L’attention des médias s’est concentrée surtout sur une poignée d’actions menées par de petits groupes d’activistes, qui portent des noms tels que « Récupérons les Semences » ou « Les Lutins de la Génétique ». Au cours des six dernières années, ils ont détruit douze champs d’essai d’arbres GM en Grande-Bretagne, au Canada et aux États-Unis. Dans ce dernier pays, le Front de Libération de la Terre a brûlé des bureaux et des laboratoires de recherche.

Les réponses de l’industrie et des chercheurs à la destruction de la propriété et des essais d’arbres GM se centrent sur les dégâts causés et montrent les contestataires comme des vandales ignorants et irresponsables. Bien entendu, ces réponses visent à passer sous silence les risques que les recherches en question pourraient causer aux gens et à leur environnement.

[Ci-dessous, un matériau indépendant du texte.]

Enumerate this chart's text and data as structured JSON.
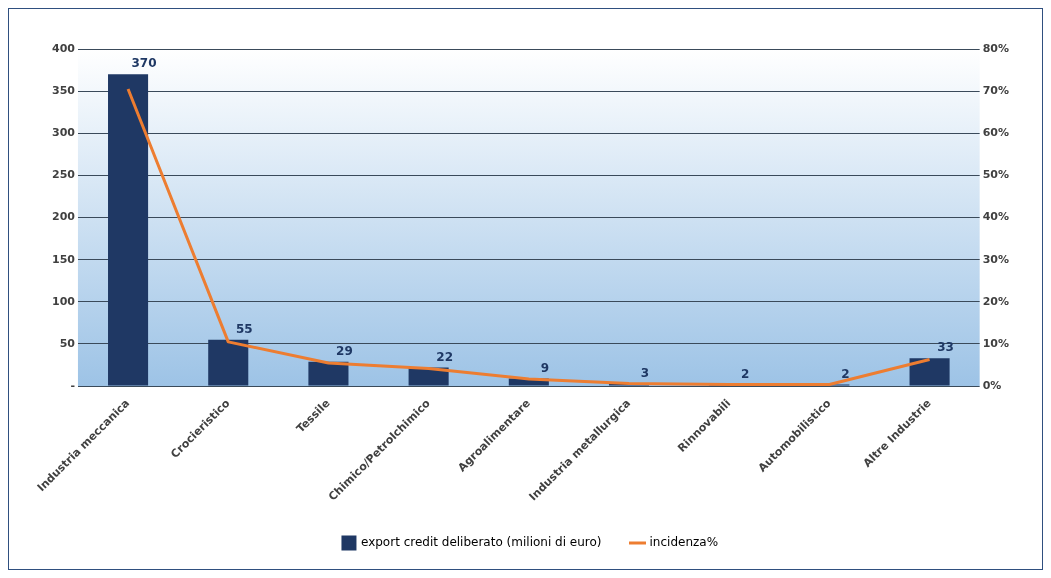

En 1999, des contestataires ont coupé en Angleterre 152 peupliers de la station de recherche de Jealot’s Hill appartenant à l’entreprise de produits agrochimiques Zeneca. Le porte-parole de Zeneca, Nigel Poole, semblait au bord des larmes. « Ils ont arraché l’écorce des arbres. Les pauvres sont en train de mourir lentement », a-t-il dit au journal The Times. Apparemment, Poole avait oublié que Zeneca plantait des arbres pour qu’on puisse les déchiqueter, les bouillir, les réduire en pâte et les transformer en papier.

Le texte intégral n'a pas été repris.